Olvera plans to follow up the UTEP Stress study with the UTEP Happiness Study in fall 2018, which will examine positive healthy environments, positive social factors and resilience.

He also hopes to enlist 1,000 UTEP nursing students to participate in NEWS. Over the past two years, Olvera has recruited 300 incoming UTEP nursing students for the study that looks at how stress, poor diet, exposure to chemicals and air pollution affect the health and well-being of nurses. 

“I come from an exposure sciences and environmental engineering background, and I’m interested in the intersection of the environment and social factors,” said Olvera, who holds a Ph.D. in environmental science and engineering from UTEP. “The last four years in the fellowship, I’ve been training and expanding my capacity into the areas of psychology and sociology, to be able to tackle broader and more relevant questions. It has allowed me to make my program far more interdisciplinary and more impactful.”

Olvera also has developed new interdisciplinary collaborations with other JPB fellows, including Allison Appleton, assistant professor of epidemiology at State University of New York at Albany. Olvera, Appleton, Christina H. Fuller, Annie Belcourt and Laura D. Kubzansky recently published a paper about the Integrated Socio-Enviornmental Model (ISEM) of health and well-being in Springer International Publishing's journal "Current Environmental Health Reports."

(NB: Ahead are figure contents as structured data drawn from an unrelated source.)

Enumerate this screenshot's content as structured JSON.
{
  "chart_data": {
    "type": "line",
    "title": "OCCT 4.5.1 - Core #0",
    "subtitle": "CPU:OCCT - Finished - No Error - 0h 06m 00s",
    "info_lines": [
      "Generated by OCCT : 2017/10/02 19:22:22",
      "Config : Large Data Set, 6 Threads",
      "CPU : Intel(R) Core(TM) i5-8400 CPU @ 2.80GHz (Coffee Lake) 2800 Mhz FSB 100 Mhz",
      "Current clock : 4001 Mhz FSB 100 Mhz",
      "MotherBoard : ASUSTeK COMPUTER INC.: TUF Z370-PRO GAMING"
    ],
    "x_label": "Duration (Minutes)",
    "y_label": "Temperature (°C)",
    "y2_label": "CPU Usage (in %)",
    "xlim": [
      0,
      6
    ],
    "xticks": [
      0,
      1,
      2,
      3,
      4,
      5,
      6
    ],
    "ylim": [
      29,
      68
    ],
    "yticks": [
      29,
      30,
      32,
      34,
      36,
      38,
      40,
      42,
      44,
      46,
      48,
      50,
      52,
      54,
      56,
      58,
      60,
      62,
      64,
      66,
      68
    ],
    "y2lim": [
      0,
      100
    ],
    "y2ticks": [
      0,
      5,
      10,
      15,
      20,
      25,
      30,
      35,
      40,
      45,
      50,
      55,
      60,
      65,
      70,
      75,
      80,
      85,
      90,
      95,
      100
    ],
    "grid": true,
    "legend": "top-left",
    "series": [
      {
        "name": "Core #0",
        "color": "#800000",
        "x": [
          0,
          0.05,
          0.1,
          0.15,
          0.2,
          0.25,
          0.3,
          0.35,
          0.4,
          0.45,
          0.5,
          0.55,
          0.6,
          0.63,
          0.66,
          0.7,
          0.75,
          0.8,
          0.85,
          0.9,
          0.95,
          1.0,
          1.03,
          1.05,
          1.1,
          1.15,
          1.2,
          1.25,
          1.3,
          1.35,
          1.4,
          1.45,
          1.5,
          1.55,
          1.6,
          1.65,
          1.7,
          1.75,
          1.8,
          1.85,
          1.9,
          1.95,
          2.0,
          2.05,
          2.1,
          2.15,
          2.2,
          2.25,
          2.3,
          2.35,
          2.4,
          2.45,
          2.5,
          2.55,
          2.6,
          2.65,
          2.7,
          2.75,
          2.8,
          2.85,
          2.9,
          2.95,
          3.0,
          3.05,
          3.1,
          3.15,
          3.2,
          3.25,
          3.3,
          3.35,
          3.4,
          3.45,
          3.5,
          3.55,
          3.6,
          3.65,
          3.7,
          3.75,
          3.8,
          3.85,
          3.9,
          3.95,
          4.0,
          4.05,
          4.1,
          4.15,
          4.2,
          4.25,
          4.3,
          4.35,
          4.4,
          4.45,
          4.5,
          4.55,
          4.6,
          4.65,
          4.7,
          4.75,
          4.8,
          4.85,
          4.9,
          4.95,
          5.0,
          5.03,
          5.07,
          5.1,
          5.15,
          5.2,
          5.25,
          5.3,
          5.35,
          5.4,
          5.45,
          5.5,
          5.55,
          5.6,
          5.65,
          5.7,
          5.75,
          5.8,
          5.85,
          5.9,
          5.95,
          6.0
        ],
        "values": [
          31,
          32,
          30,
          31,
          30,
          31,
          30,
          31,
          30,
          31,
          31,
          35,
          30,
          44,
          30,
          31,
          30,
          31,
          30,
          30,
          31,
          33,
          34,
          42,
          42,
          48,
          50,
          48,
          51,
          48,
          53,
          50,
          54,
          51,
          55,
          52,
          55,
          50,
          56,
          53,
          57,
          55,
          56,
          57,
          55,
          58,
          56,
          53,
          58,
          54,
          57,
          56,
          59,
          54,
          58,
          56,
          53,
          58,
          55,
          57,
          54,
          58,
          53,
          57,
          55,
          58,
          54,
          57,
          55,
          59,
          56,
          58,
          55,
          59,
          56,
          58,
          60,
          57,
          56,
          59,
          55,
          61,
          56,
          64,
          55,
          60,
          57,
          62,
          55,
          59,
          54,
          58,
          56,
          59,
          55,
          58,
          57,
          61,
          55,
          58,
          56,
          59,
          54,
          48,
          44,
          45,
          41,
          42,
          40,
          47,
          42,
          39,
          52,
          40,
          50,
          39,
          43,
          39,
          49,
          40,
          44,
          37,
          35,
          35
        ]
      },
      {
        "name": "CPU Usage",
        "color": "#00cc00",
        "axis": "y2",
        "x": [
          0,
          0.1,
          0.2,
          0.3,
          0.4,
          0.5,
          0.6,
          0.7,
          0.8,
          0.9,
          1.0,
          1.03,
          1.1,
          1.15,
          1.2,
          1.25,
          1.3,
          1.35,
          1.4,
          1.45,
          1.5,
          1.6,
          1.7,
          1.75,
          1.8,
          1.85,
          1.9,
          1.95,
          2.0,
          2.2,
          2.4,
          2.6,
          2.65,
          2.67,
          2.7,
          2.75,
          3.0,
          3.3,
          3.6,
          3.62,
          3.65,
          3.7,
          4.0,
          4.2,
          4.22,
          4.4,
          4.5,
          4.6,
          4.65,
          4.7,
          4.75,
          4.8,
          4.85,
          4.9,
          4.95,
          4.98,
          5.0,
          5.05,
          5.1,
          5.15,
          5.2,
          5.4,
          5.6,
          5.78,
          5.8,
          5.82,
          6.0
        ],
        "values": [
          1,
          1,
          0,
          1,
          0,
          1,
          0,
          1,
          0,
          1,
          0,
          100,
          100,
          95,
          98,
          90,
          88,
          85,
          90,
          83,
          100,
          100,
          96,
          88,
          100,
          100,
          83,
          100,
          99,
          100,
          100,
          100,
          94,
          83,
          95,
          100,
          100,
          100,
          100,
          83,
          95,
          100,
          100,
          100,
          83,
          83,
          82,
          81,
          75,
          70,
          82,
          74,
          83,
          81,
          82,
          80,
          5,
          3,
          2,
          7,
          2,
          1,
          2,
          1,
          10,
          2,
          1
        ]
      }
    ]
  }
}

Appleton joined Olvera and the other scholars on a tour of the UTEP campus, including the Border Biomedical Research Center in the College of Science. They also traveled to the Village of Vinton, where UTEP students conducted a Health Impact Assessment project under the direction of UTEP’s Center for Environmental Resource Management. The JPB fellows also met with Alpha Youth Leadership Academy graduates who talked about their experience in the academy.

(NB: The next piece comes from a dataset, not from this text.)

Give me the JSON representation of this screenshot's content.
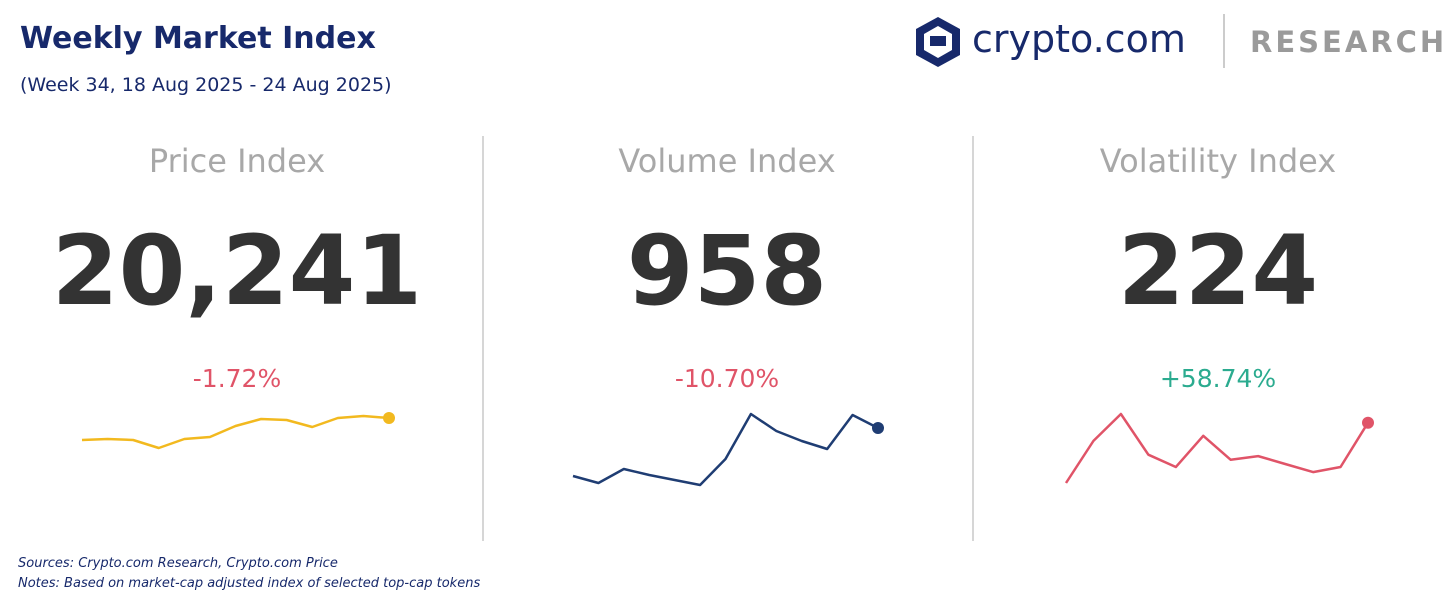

“I really enjoyed my visit to El Paso and UTEP – the research infrastructure and commitment to student success was very evident and impressive,” said Appleton, who has credited the JPB Fellowship with allowing her to better engage with her community and enhancing the breadth and depth of her research.

College of Health Sciences Dean Shafik Dharamsi, Ph.D., encouraged the scholars to immerse themselves in the communities in which they work in order to truly effect change.

“When I talk to students, I talk about the power of education and how it is not just about being able to see the world differently but to be in the world differently,” Dharamsi said. “Try to be explorers; don’t just focus on how (you) can see the world differently but be in the world.”